A: I gave a fractured summary. Ted immediately disagreed. Tom disagreed with him. More mayhem would break out with Martin barking after 15 seconds.
Q: What did Fr. ___ say during the sermon?
A: Tom’s turn. In the blink of an eye, Terry and I disagreed with everything he said. Another short argument would ensue. Martin would tell us to shut up at this point.
Mom would end up asking about the music or something else. One of us would offer an answer. The others would already be staring vacantly at whatever was on TV. Then at least one of us would go back to bed and sleep until lunch time, when we would all eat again as if we hadn’t been fed for a week.

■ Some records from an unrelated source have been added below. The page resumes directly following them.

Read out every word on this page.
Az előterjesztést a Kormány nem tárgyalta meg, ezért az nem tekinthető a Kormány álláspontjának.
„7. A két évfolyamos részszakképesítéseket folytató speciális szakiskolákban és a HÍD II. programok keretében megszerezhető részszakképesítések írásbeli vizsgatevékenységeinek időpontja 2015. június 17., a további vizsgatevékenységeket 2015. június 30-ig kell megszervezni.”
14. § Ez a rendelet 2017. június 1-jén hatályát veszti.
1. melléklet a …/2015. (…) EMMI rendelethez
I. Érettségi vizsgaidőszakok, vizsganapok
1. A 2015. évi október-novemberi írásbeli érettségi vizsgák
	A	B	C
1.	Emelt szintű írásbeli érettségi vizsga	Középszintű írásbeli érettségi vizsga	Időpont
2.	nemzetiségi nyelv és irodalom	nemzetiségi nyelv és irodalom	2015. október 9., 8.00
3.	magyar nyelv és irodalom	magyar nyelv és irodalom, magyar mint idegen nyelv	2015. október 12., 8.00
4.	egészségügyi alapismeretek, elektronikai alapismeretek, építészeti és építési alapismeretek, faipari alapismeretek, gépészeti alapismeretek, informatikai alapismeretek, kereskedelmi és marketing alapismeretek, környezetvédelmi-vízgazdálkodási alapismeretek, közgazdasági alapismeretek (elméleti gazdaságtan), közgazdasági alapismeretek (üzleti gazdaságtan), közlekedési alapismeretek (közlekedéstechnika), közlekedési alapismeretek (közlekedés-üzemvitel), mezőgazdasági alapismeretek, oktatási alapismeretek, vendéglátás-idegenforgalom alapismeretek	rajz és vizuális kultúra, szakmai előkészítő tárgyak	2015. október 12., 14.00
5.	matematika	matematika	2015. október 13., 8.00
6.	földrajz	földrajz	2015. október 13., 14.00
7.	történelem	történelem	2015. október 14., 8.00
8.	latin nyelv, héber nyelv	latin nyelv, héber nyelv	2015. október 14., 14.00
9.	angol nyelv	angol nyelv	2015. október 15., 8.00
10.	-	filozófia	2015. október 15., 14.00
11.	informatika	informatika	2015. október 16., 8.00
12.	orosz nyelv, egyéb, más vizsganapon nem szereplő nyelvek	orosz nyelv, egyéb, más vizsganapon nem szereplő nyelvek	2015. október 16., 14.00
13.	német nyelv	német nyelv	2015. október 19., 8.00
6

The Sunday holy Denny’s charade only lasted that summer. After that it became impossible to convince Tom and me to go to church. We had had it with the bending and scraping, and the pedophile priests. As memory serves (that phrase again), Ted and Terry only went to church for a short time after. At that point, the parents gave up and just looked after their own souls, which was probably the wisest course of action.
Many years later at a family gathering when all six of us kids were on our own, we asked Mom if she remembered those Sundays. She did. Then we fessed up about going to Our Lady of Denny’s instead of mass.
“Did you know?” we asked.
She smiled and said, “Of course I knew. You all reeked of bacon and grease.”
But at least we got religion. And that’s all that counts.